I Tracked Every Calorie I Ate for Over a Year—Here’s What Changed (And What Didn’t) (Credits: Pexels)
This isn’t your average “I lost 10 kilos and found nirvana” type of story (or I’d be starring in Eat, Pray, Love). But to be honest, the weight on the scale did change (for the good), and it was only a bonus. So guess what? That’s not the only thing about quantified nutrition. Calculating your calorie intake every day is a game of discipline at its core, which has taught me its own set of lessons, and I couldn’t be more grateful.
As my coach Siddesh Vojhala always reminded me:
“Weight loss happens in the kitchen. The gram-worthy abs? They’re also plated and garnished there.”
Quantified Nutrition
(Also, fun fact: Around 70% of your total energy expenditure comes from your basal metabolic rate—aka how many calories your body burns doing absolutely nothing. So yes, what you eat matters a lot.)
Here’s what quantifying nutrition for 300+ days taught me:
Discipline > Motivation
Motivation comes from the word - Motive. When you start, you start with a thought, but continuing is a choice. And that choice requires discipline. Discipline just shows up and gets the job done.
Work hard. But chill.
It’s not a 30-day plan. It’s a 30-year mindset. If you’re sprinting, you’re doing it wrong. Walk. Pace. Breathe. You need hard work, but at the end of the day, the idea is to be at peace.
No “cheat” days. Only treat days.
Enjoy a Treat Day
There are no cheat days, only treat days. Give yourself a slice of cake. Enjoy it. But don’t call it cheating. That slice isn’t a scandal—it’s balance.
Habits = Repetition.
Habit is just about doing something over and over and over and over again. Eating the same meals, working the same steps, living the same day. And all of it can be really gratifying. It’s not boring—it’s beautiful. There’s calm in routine, once you stop resisting it.
Cooking doesn’t have to be complicated.
Eat the same thing everyday
You don’t need to make every “meal prep” you come across on the gram or try out “a new way to Shakshuka.” Lay off the pressure of cooking something new every day. Let the aesthetics rest for a minute while you focus on living. Simplify. Your gut doesn’t care if your Dal looks cute.
Guesstimating is a trap.
After day 50 or day 500—if you’re quantifying, you’re quantifying, period. The weighing scale stays. It is your bestie.
The 300/365 rule.
Slip-ups happen. If you stumble, get back up. Because what you do on most days matters. You’ve still got 65 days of grace to be human. Don’t quit, just continue.
Be grateful.
You don’t have to love every bite. But respect it. That bite is fueling your mood, your meetings, your Monday madness. Food is function.

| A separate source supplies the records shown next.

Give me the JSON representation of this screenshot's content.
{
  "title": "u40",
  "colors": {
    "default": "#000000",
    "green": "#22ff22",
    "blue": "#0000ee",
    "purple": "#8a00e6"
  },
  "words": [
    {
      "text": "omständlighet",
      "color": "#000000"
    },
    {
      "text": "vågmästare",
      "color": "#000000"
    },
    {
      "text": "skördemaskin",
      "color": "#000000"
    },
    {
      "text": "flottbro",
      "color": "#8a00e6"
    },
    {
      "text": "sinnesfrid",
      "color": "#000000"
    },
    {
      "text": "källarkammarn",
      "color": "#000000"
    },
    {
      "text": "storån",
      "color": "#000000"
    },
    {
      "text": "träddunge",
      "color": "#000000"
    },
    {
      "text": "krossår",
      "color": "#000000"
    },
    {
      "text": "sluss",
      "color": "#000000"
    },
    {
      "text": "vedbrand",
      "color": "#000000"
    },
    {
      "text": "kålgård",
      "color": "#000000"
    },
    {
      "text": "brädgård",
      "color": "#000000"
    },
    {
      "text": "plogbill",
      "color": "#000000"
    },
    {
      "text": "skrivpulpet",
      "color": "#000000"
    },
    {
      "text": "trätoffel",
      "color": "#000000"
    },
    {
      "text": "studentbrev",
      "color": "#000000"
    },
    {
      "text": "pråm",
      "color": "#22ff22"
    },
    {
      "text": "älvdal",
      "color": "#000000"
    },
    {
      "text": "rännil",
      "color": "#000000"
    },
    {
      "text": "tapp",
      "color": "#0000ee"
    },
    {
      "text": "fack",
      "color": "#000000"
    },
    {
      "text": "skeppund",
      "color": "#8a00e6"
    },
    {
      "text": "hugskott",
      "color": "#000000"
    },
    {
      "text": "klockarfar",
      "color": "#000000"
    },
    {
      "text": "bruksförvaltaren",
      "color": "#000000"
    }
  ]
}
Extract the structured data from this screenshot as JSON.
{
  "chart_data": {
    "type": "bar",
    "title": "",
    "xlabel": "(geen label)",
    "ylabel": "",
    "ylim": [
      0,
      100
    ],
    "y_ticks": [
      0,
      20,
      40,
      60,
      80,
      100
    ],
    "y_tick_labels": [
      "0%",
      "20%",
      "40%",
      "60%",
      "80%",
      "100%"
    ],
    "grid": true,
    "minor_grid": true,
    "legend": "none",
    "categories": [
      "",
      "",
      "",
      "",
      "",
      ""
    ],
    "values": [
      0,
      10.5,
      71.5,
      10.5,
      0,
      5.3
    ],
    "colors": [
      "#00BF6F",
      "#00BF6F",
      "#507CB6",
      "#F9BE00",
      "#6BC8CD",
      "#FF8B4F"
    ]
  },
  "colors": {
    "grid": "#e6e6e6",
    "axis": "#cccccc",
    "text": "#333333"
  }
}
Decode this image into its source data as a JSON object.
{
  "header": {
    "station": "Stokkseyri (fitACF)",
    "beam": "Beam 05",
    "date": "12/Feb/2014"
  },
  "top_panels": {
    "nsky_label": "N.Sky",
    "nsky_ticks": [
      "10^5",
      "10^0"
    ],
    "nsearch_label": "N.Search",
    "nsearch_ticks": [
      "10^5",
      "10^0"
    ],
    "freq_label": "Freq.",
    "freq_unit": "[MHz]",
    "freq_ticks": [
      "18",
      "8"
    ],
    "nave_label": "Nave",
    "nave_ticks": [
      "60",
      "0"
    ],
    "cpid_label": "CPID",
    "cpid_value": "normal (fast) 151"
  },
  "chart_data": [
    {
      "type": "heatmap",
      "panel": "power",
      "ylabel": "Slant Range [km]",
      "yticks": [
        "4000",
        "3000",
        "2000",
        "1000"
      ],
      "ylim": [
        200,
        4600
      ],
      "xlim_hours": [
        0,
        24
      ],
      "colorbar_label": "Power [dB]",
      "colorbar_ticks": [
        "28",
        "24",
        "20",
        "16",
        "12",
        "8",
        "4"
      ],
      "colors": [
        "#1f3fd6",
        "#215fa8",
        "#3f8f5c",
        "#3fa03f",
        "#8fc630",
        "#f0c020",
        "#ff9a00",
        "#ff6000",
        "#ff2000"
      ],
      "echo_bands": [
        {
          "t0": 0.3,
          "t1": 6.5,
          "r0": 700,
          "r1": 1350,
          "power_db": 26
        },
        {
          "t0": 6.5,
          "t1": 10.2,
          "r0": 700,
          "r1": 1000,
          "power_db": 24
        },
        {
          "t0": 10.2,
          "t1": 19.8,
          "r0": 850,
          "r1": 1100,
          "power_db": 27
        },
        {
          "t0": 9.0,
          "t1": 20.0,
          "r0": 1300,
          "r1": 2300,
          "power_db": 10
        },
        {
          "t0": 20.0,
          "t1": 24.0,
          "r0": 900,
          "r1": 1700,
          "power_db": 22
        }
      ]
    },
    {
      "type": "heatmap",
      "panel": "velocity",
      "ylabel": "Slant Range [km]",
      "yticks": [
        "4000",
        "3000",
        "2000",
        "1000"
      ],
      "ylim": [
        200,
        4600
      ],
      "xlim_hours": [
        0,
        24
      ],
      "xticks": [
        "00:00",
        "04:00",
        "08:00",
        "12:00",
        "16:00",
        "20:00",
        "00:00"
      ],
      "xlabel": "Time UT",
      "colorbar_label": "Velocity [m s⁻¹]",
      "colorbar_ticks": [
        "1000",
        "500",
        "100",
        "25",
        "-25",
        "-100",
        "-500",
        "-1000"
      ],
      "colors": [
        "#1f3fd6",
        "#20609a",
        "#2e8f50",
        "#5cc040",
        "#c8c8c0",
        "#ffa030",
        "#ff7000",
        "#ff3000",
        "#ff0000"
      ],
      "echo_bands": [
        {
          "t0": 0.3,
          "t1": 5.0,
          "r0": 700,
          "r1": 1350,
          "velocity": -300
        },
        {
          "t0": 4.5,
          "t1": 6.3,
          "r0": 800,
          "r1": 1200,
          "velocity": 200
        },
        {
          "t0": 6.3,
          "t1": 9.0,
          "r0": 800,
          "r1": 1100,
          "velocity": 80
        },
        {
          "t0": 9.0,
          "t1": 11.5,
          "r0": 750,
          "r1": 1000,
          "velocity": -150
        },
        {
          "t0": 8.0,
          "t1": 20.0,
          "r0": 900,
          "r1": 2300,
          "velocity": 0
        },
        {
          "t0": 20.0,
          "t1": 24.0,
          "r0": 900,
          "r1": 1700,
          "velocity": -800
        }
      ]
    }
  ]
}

Some things changed, and others, well, just remained the same…
While the numbers on the scale did change, no one asked me about my weight before they asked for my name, about who I was and how I was doing.
My body continued to work for me. I just stopped working (eating) against it. My gut (and pot) really did thank me on hectic Mondays.
Ghar Ka Khana
The funniest part was that my diet still looked pretty much the same as what I had been eating every day at home, aka ghar ka khana. There were little tweaks here and there, with the biggest addition of all time being ‘the kitchen weighing scale.’ It was always there on standby like a tiny life coach.
(Oh, and scientifically speaking: Your body literally becomes what you eat. Every 27 days, your skin renews itself. Your liver? Every 5 months. Cells are made from you—and what you give them.)
So yeah, quantifying food wasn’t flashy. It wasn’t dramatic. But it was powerful. It’s a quiet kind of transformation. One gram, one meal, one choice at a time.